Senin 30 Apr 2018 20:50 WIB

KPK Tidak Ajukan Banding Terhadap Vonis Setnov

KPK tidak akan melakukan banding atas vonis yang dijatuhkan hakim terhadap Setnov.

Wakil Ketua Komisi Pemberantasan Korupsi (KPK) Laode Muhammad Syarif menyampaikan keterangan pers di gedung KPK, Jakarta, Jumat (13/4).
Foto: Antara/Dhemas Reviyanto
Wakil Ketua Komisi Pemberantasan Korupsi (KPK) Laode Muhammad Syarif menyampaikan keterangan pers di gedung KPK, Jakarta, Jumat (13/4).

REPUBLIKA.CO.ID, JAKARTA -- Komisi Pemberantasan Korupsi (KPK) mengumumkan tidak akan mengajukan banding terhadap putusan pengadilan dalam perkara korupsi KTP-elektronik (KTP-el) dengan terdakwa Setya Novanto (Setnov). KPK menilai majelis hakim pengadilan tindak pidana korupsi (Tipikor) telah mengadopsi hampir seluruh dakwaan terhadap Setnov.

"Berhubungan apakah KPK akan banding dari putusan yang ditetapkan oleh hakim pada kasus SN, KPK menerima putusan tersebut tidak akan melakukan banding karena kami memanggap itu sudah lebih dari 2/3," kata Wakil Ketua KPK Laode M Syarif di gedung KPK, Jakarta, Senin (30/4).

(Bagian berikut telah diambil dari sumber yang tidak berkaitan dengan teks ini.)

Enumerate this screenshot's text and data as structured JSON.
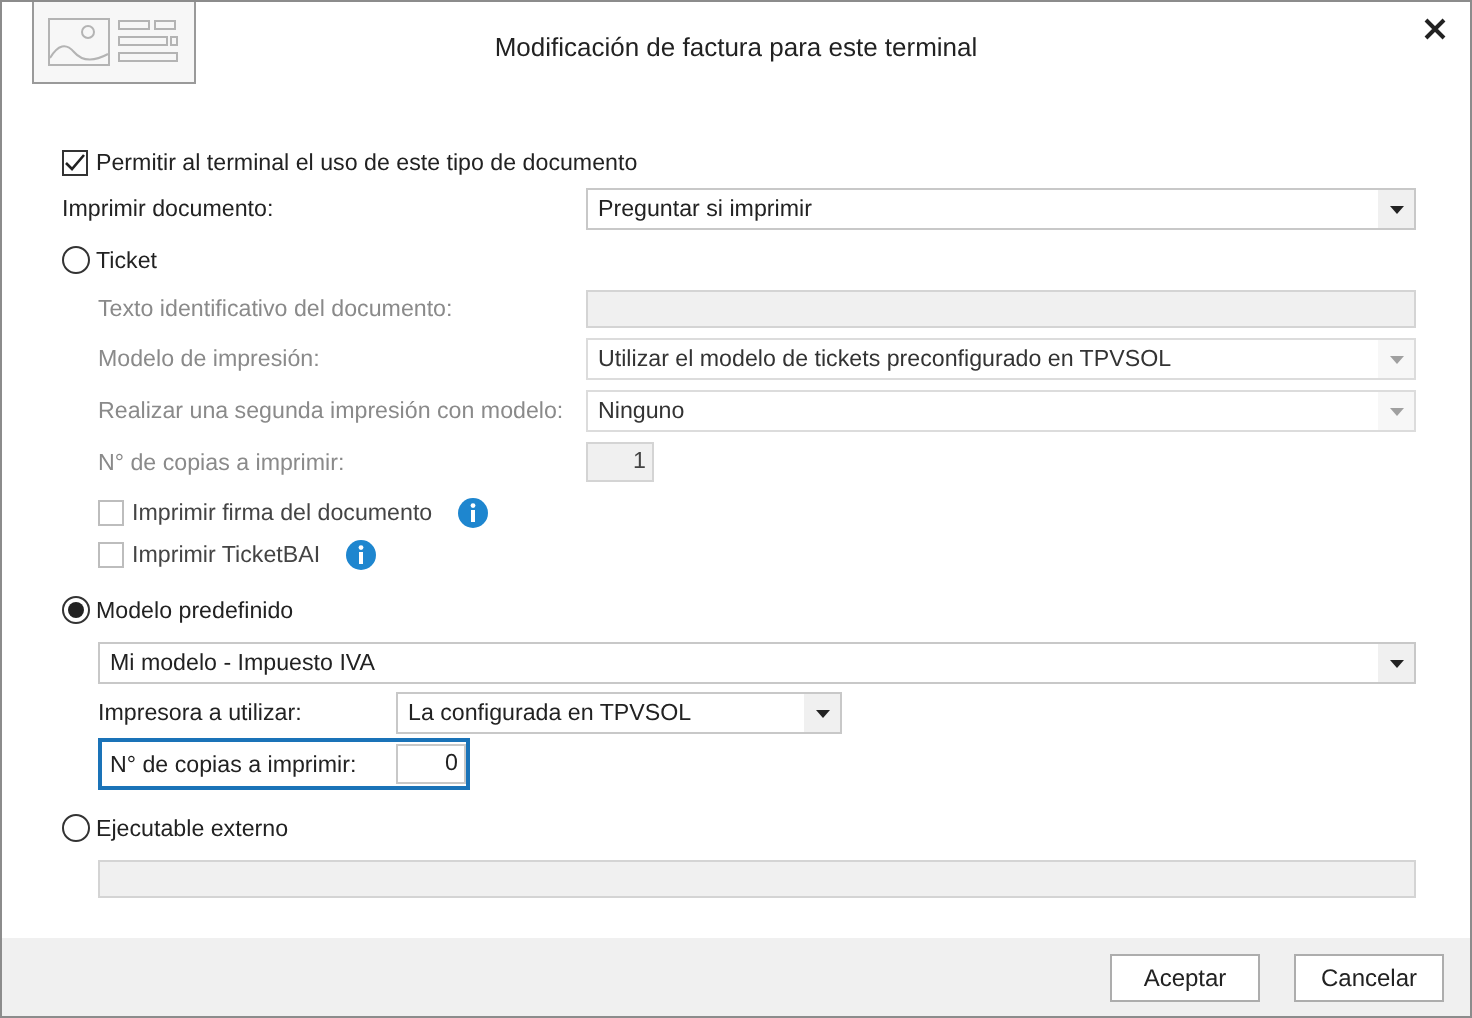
{
  "window": {
    "title": "Modificación de factura para este terminal"
  },
  "allow": {
    "label": "Permitir al terminal el uso de este tipo de documento",
    "checked": true
  },
  "print_document": {
    "label": "Imprimir documento:",
    "value": "Preguntar si imprimir"
  },
  "options": [
    {
      "kind": "ticket",
      "label": "Ticket",
      "selected": false,
      "fields": [
        {
          "kind": "text",
          "label": "Texto identificativo del documento:"
        },
        {
          "kind": "dropdown",
          "label": "Modelo de impresión:",
          "value": "Utilizar el modelo de tickets preconfigurado en TPVSOL"
        },
        {
          "kind": "dropdown",
          "label": "Realizar una segunda impresión con modelo:",
          "value": "Ninguno"
        },
        {
          "kind": "number",
          "label": "N° de copias a imprimir:",
          "value": "1",
          "focused": false
        },
        {
          "kind": "checkbox",
          "label": "Imprimir firma del documento",
          "checked": false,
          "info": true
        },
        {
          "kind": "checkbox",
          "label": "Imprimir TicketBAI",
          "checked": false,
          "info": true
        }
      ]
    },
    {
      "kind": "model",
      "label": "Modelo predefinido",
      "selected": true,
      "fields": [
        {
          "kind": "dropdown",
          "value": "Mi modelo - Impuesto IVA"
        },
        {
          "kind": "dropdown",
          "label": "Impresora a utilizar:",
          "value": "La configurada en TPVSOL"
        },
        {
          "kind": "number",
          "label": "N° de copias a imprimir:",
          "value": "0",
          "focused": true
        }
      ]
    },
    {
      "kind": "external",
      "label": "Ejecutable externo",
      "selected": false,
      "fields": [
        {
          "kind": "text"
        }
      ]
    }
  ],
  "buttons": [
    "Aceptar",
    "Cancelar"
  ]
}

Dalam perkara korupsi KTP-e, Novanto telah divonis 15 tahun penjara ditambah denda Rp500 juta subsider tiga bulan kurungan ditambah pembayaran uang pengganti 7,3 juta dolar AS (sekitar Rp65,7 miliar dengan kurs Rp9.000 per dolar AS saat itu) dikurangi Rp5 miliar yang sudah dikembalikan Novanto.

Menurut Syarif, apa yang telah disangkakan dalam dakwaan terhadap Novanto hampir seluruhnya diadopsi oleh majelis hakim dalam putusannya tersebut. "Sehingga tidak alasan yang bisa kami pakai untuk banding. Kami nuntut 16 tahun dan diputus 15 tahun dan semua yang lain-lain itu dikabulkan oleh majelis hakim," ujarnya Syarif.

Juru Bicara KPK Febri Diansyah menyatakan bahwa lembaganya sudah memutuskan menerima putusan itu karena akan fokus pada tahap lebih lanjut. Febri mengatakan pada tahap selanjutnya, KPK akan mencermati fakta-fakta persidangan dan melakukan pengembangan untuk mencari pihak lain yang terlibat dalam korupsi KTP-el.

"Kami menduga masih ada pihak-pihak lain baik dari sektor politik, dari swasta, maupun dari kementerian dari sektor birokrasi itu yang harus bertanggung jawab dalam proyek KTP-e yang diduga merugikan negara Rp2,3 triliun ini," ucapnya.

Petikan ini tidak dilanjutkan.